Este desequilíbrio, segundo o estudo, pode comprometer a eficácia das políticas de segurança e aprofundar a já conhecida fragmentação institucional do setor. Em um cenário de limites fiscais, a expansão dos efetivos estaduais parece improvável a curto e médio prazo, especialmente considerando o peso dos inativos na folha de pagamento.
O Papel Crescente das Guardas Municipais na Segurança Pública
A ascensão das guardas municipais a uma posição de destaque no panorama da segurança pública paranaense não é um evento isolado, mas parte de um movimento mais amplo em todo o país. Esse crescimento é impulsionado por interpretações legais que ampliam o escopo de atuação desses agentes, conferindo-lhes um papel mais ativo no policiamento ostensivo.
O estudo do Fórum Brasileiro de Segurança Pública (FBSP) detalha como o Paraná se alinha a essa tendência. A força da Guarda Municipal, agora superando a Polícia Civil em número de profissionais, sugere uma redefinição de prioridades e competências dentro do sistema de segurança. Este fenômeno levanta debates sobre a distribuição de recursos e a especialização das diferentes forças.
A expansão das guardas municipais também levanta a questão da regulamentação e da base de dados. Ao contrário de polícias estaduais e federais, a criação e operação de guardas municipais é descentralizada, dificultando um panorama preciso do número total de agentes no país. A estimativa apresentada é baseada em múltiplas fontes, evidenciando um desafio na consolidação de informações.
A decisão do Supremo Tribunal Federal (STF) que consolidou a competência de órgãos municipais para realizar policiamento ostensivo foi um marco. Isso permitiu que as guardas municipais assumissem funções que antes eram exclusivas de outras forças. No entanto, a atribuição de investigação criminal permanece com a Polícia Civil, e os nomes como “Polícia Municipal” são vedados.
Desafios e Perspectivas para o Sistema de Segurança
A atual conjuntura do sistema de segurança pública brasileiro, marcada por um crescimento desigual entre as forças, exige uma análise aprofundada das estratégias a serem adotadas. A concentração de novos agentes em instâncias com menor regulamentação, como as guardas municipais, enquanto a investigação criminal perde fôlego, aponta para a necessidade de revisão estratégica.

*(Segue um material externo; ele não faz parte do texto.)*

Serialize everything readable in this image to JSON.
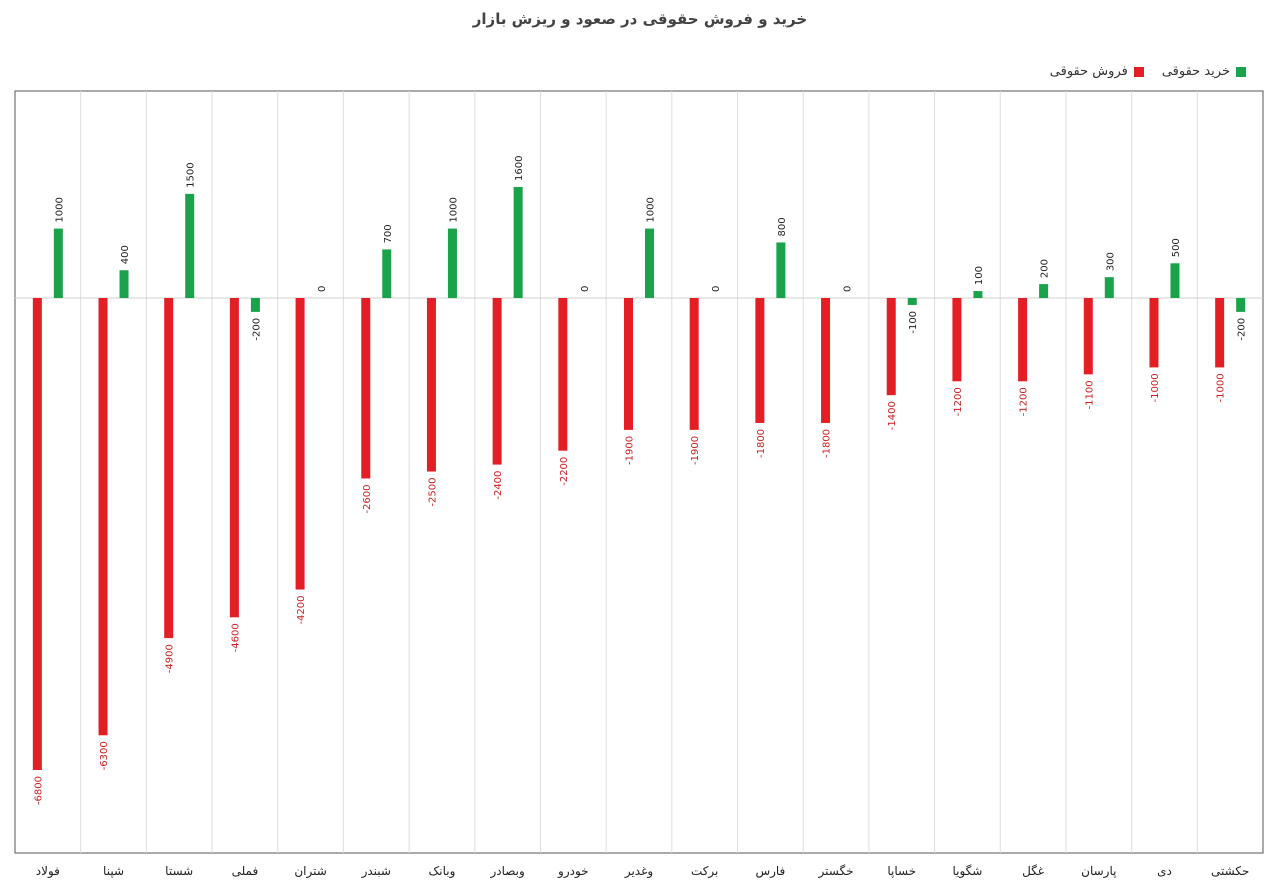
{
  "chart_data": {
    "type": "bar",
    "title": "خرید و فروش حقوقی در صعود و ریزش بازار",
    "categories": [
      "فولاد",
      "شپنا",
      "شستا",
      "فملی",
      "شتران",
      "شبندر",
      "وبانک",
      "وبصادر",
      "خودرو",
      "وغدیر",
      "برکت",
      "فارس",
      "خگستر",
      "خساپا",
      "شگویا",
      "غگل",
      "پارسان",
      "دی",
      "حکشتی"
    ],
    "series": [
      {
        "name": "فروش حقوقی",
        "color": "#e31e24",
        "values": [
          -6800,
          -6300,
          -4900,
          -4600,
          -4200,
          -2600,
          -2500,
          -2400,
          -2200,
          -1900,
          -1900,
          -1800,
          -1800,
          -1400,
          -1200,
          -1200,
          -1100,
          -1000,
          -1000
        ]
      },
      {
        "name": "خرید حقوقی",
        "color": "#1aa34a",
        "values": [
          1000,
          400,
          1500,
          -200,
          0,
          700,
          1000,
          1600,
          0,
          1000,
          0,
          800,
          0,
          -100,
          100,
          200,
          300,
          500,
          -200
        ]
      }
    ],
    "ylim": [
      -7900,
      3000
    ],
    "legend_position": "top-right",
    "grid": "vertical"
  }
}
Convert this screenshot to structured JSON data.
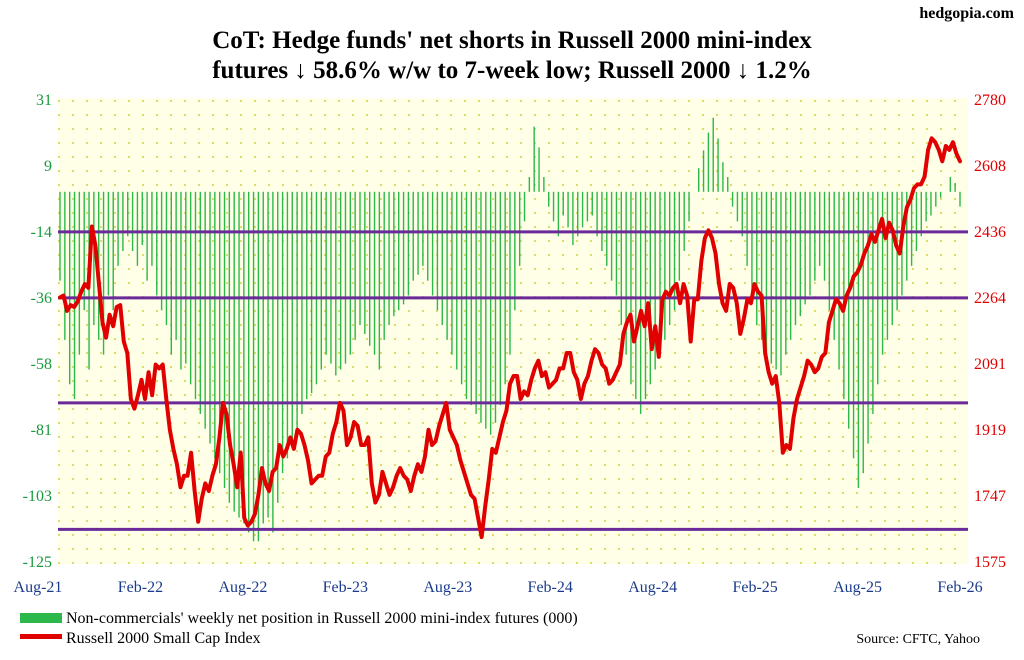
{
  "brand": "hedgopia.com",
  "title_lines": [
    "CoT: Hedge funds' net shorts in Russell 2000 mini-index",
    "futures ↓ 58.6% w/w to 7-week low; Russell 2000 ↓ 1.2%"
  ],
  "source": "Source: CFTC, Yahoo",
  "colors": {
    "plot_bg": "#ffffe8",
    "dot": "#d8d860",
    "bars": "#2cb84a",
    "line": "#e00000",
    "hline": "#6a2a9a",
    "left_axis": "#1a9a3c",
    "right_axis": "#e00000",
    "x_axis": "#1a3a8a"
  },
  "chart_data": {
    "type": "bar+line",
    "x_labels": [
      "Aug-21",
      "Feb-22",
      "Aug-22",
      "Feb-23",
      "Aug-23",
      "Feb-24",
      "Aug-24",
      "Feb-25",
      "Aug-25",
      "Feb-26"
    ],
    "x_range": [
      "2021-08",
      "2026-02"
    ],
    "left_axis": {
      "ticks": [
        "31",
        "9",
        "-14",
        "-36",
        "-58",
        "-81",
        "-103",
        "-125"
      ],
      "min": -125,
      "max": 31
    },
    "right_axis": {
      "ticks": [
        "2780",
        "2608",
        "2436",
        "2264",
        "2091",
        "1919",
        "1747",
        "1575"
      ],
      "min": 1575,
      "max": 2780
    },
    "horizontal_lines_index": [
      2436,
      2264,
      1990,
      1660
    ],
    "grid": "dotted",
    "legend_position": "bottom-left",
    "series": [
      {
        "name": "Non-commercials' weekly net position in Russell 2000 mini-index futures (000)",
        "type": "bar",
        "axis": "left",
        "values": [
          -30,
          -50,
          -65,
          -70,
          -55,
          -40,
          -60,
          -45,
          -50,
          -55,
          -35,
          -40,
          -25,
          -20,
          -15,
          -20,
          -25,
          -18,
          -30,
          -25,
          -35,
          -40,
          -45,
          -55,
          -50,
          -60,
          -58,
          -65,
          -70,
          -75,
          -80,
          -85,
          -90,
          -95,
          -100,
          -105,
          -108,
          -110,
          -112,
          -115,
          -118,
          -118,
          -112,
          -110,
          -115,
          -105,
          -95,
          -90,
          -85,
          -80,
          -75,
          -70,
          -68,
          -65,
          -60,
          -55,
          -58,
          -62,
          -60,
          -58,
          -55,
          -50,
          -45,
          -48,
          -52,
          -55,
          -60,
          -50,
          -45,
          -42,
          -40,
          -38,
          -35,
          -30,
          -28,
          -25,
          -30,
          -35,
          -40,
          -45,
          -50,
          -55,
          -60,
          -65,
          -70,
          -72,
          -75,
          -78,
          -80,
          -82,
          -78,
          -72,
          -65,
          -55,
          -40,
          -25,
          -10,
          5,
          22,
          15,
          5,
          -5,
          -10,
          -15,
          -8,
          -12,
          -18,
          -15,
          -12,
          -10,
          -8,
          -15,
          -20,
          -25,
          -30,
          -35,
          -45,
          -55,
          -65,
          -70,
          -75,
          -70,
          -65,
          -60,
          -55,
          -50,
          -45,
          -40,
          -30,
          -20,
          -10,
          0,
          8,
          14,
          20,
          25,
          18,
          10,
          5,
          -5,
          -10,
          -15,
          -25,
          -35,
          -45,
          -50,
          -55,
          -58,
          -60,
          -62,
          -55,
          -50,
          -45,
          -42,
          -38,
          -35,
          -30,
          -25,
          -30,
          -40,
          -50,
          -60,
          -70,
          -80,
          -90,
          -100,
          -95,
          -85,
          -75,
          -65,
          -55,
          -50,
          -45,
          -40,
          -35,
          -30,
          -25,
          -20,
          -15,
          -10,
          -8,
          -5,
          -2,
          0,
          5,
          3,
          -5
        ]
      },
      {
        "name": "Russell 2000 Small Cap Index",
        "type": "line",
        "axis": "right",
        "values": [
          2265,
          2270,
          2230,
          2245,
          2240,
          2255,
          2280,
          2300,
          2290,
          2450,
          2400,
          2300,
          2200,
          2160,
          2220,
          2190,
          2240,
          2245,
          2150,
          2120,
          2000,
          1975,
          2010,
          2050,
          2000,
          2070,
          2010,
          2090,
          2080,
          2090,
          2000,
          1920,
          1870,
          1830,
          1770,
          1800,
          1800,
          1860,
          1760,
          1680,
          1740,
          1780,
          1760,
          1800,
          1830,
          1900,
          1990,
          1960,
          1880,
          1830,
          1770,
          1860,
          1690,
          1670,
          1680,
          1700,
          1750,
          1820,
          1780,
          1760,
          1810,
          1820,
          1880,
          1850,
          1870,
          1900,
          1870,
          1920,
          1910,
          1880,
          1840,
          1780,
          1790,
          1800,
          1800,
          1850,
          1860,
          1910,
          1940,
          1990,
          1970,
          1880,
          1900,
          1940,
          1930,
          1880,
          1880,
          1900,
          1780,
          1730,
          1750,
          1810,
          1780,
          1750,
          1770,
          1800,
          1820,
          1800,
          1790,
          1760,
          1800,
          1830,
          1810,
          1850,
          1920,
          1880,
          1890,
          1930,
          1960,
          1990,
          1920,
          1900,
          1880,
          1840,
          1810,
          1780,
          1750,
          1740,
          1690,
          1640,
          1720,
          1790,
          1870,
          1860,
          1900,
          1940,
          1970,
          2040,
          2060,
          2060,
          2000,
          2020,
          2010,
          2050,
          2080,
          2100,
          2060,
          2070,
          2030,
          2040,
          2050,
          2080,
          2080,
          2120,
          2120,
          2070,
          2050,
          2000,
          2040,
          2060,
          2100,
          2130,
          2120,
          2090,
          2080,
          2040,
          2050,
          2070,
          2090,
          2170,
          2200,
          2220,
          2150,
          2190,
          2230,
          2190,
          2250,
          2130,
          2190,
          2110,
          2260,
          2280,
          2270,
          2290,
          2300,
          2250,
          2300,
          2270,
          2150,
          2260,
          2260,
          2360,
          2420,
          2440,
          2420,
          2380,
          2300,
          2250,
          2230,
          2300,
          2290,
          2250,
          2170,
          2210,
          2260,
          2250,
          2300,
          2280,
          2270,
          2120,
          2070,
          2040,
          2060,
          1990,
          1860,
          1880,
          1870,
          1950,
          2000,
          2030,
          2060,
          2100,
          2090,
          2070,
          2080,
          2110,
          2120,
          2200,
          2230,
          2260,
          2250,
          2230,
          2270,
          2290,
          2320,
          2330,
          2350,
          2380,
          2400,
          2430,
          2410,
          2440,
          2470,
          2420,
          2460,
          2440,
          2400,
          2380,
          2450,
          2500,
          2520,
          2550,
          2560,
          2560,
          2580,
          2650,
          2680,
          2670,
          2650,
          2620,
          2660,
          2650,
          2670,
          2640,
          2620
        ]
      }
    ]
  },
  "legend": [
    {
      "label": "Non-commercials' weekly net position in Russell 2000 mini-index futures (000)"
    },
    {
      "label": "Russell 2000 Small Cap Index"
    }
  ]
}
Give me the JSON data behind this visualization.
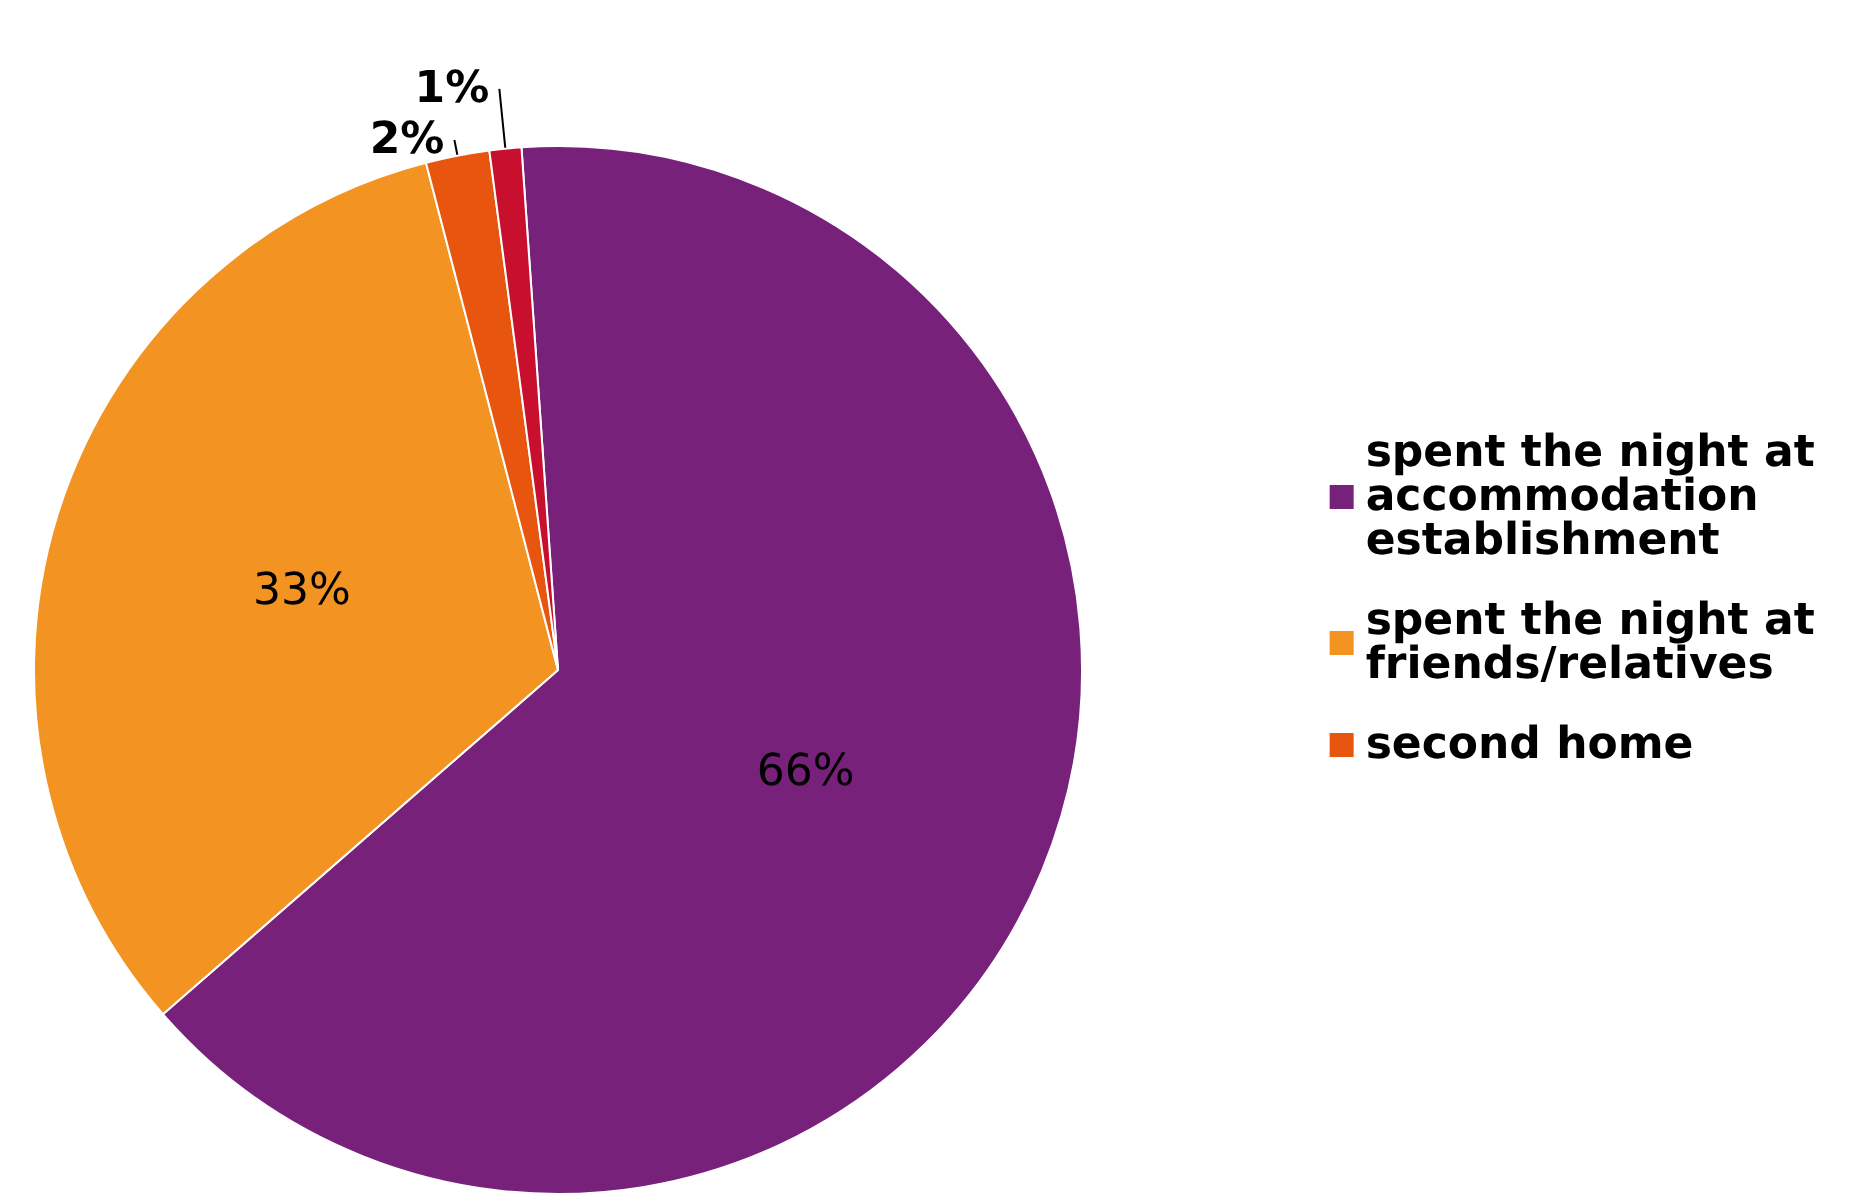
{
  "chart_data": {
    "type": "pie",
    "categories": [
      "spent the night at accommodation establishment",
      "spent the night at friends/relatives",
      "second home",
      null
    ],
    "values": [
      66,
      33,
      2,
      1
    ],
    "colors": [
      "#77217b",
      "#f39322",
      "#e8550f",
      "#c8102e"
    ],
    "value_labels": [
      "66%",
      "33%",
      "2%",
      "1%"
    ],
    "legend": "right"
  }
}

Uma das propostas para mitigar essa assimetria é a liberação de efetivos policiais estaduais que atualmente desempenham funções administrativas. A realocação de policiais em atividades burocráticas, de assessoramento político ou em cessões para outros órgãos do Executivo poderia direcionar recursos humanos para as atividades-fim, como policiamento ostensivo e investigação.
A alocação de civis em tarefas que não demandam o treinamento policial específico é vista como uma solução para otimizar o uso de recursos humanos qualificados. Essa medida poderia fortalecer as polícias estaduais sem necessariamente aumentar o orçamento destinado à contratação de novos agentes. O FBSP defende essa abordagem como essencial para a eficiência do sistema.
A fragmentação institucional e a dificuldade de coordenação entre as diferentes forças de segurança representam um obstáculo histórico. A expansão desordenada das guardas municipais, embora atenda a demandas locais por policiamento ostensivo, pode agravar essa fragmentação se não houver um plano integrado e articulado em níveis estadual e federal. A busca por um modelo de segurança pública mais coeso e eficiente é um imperativo.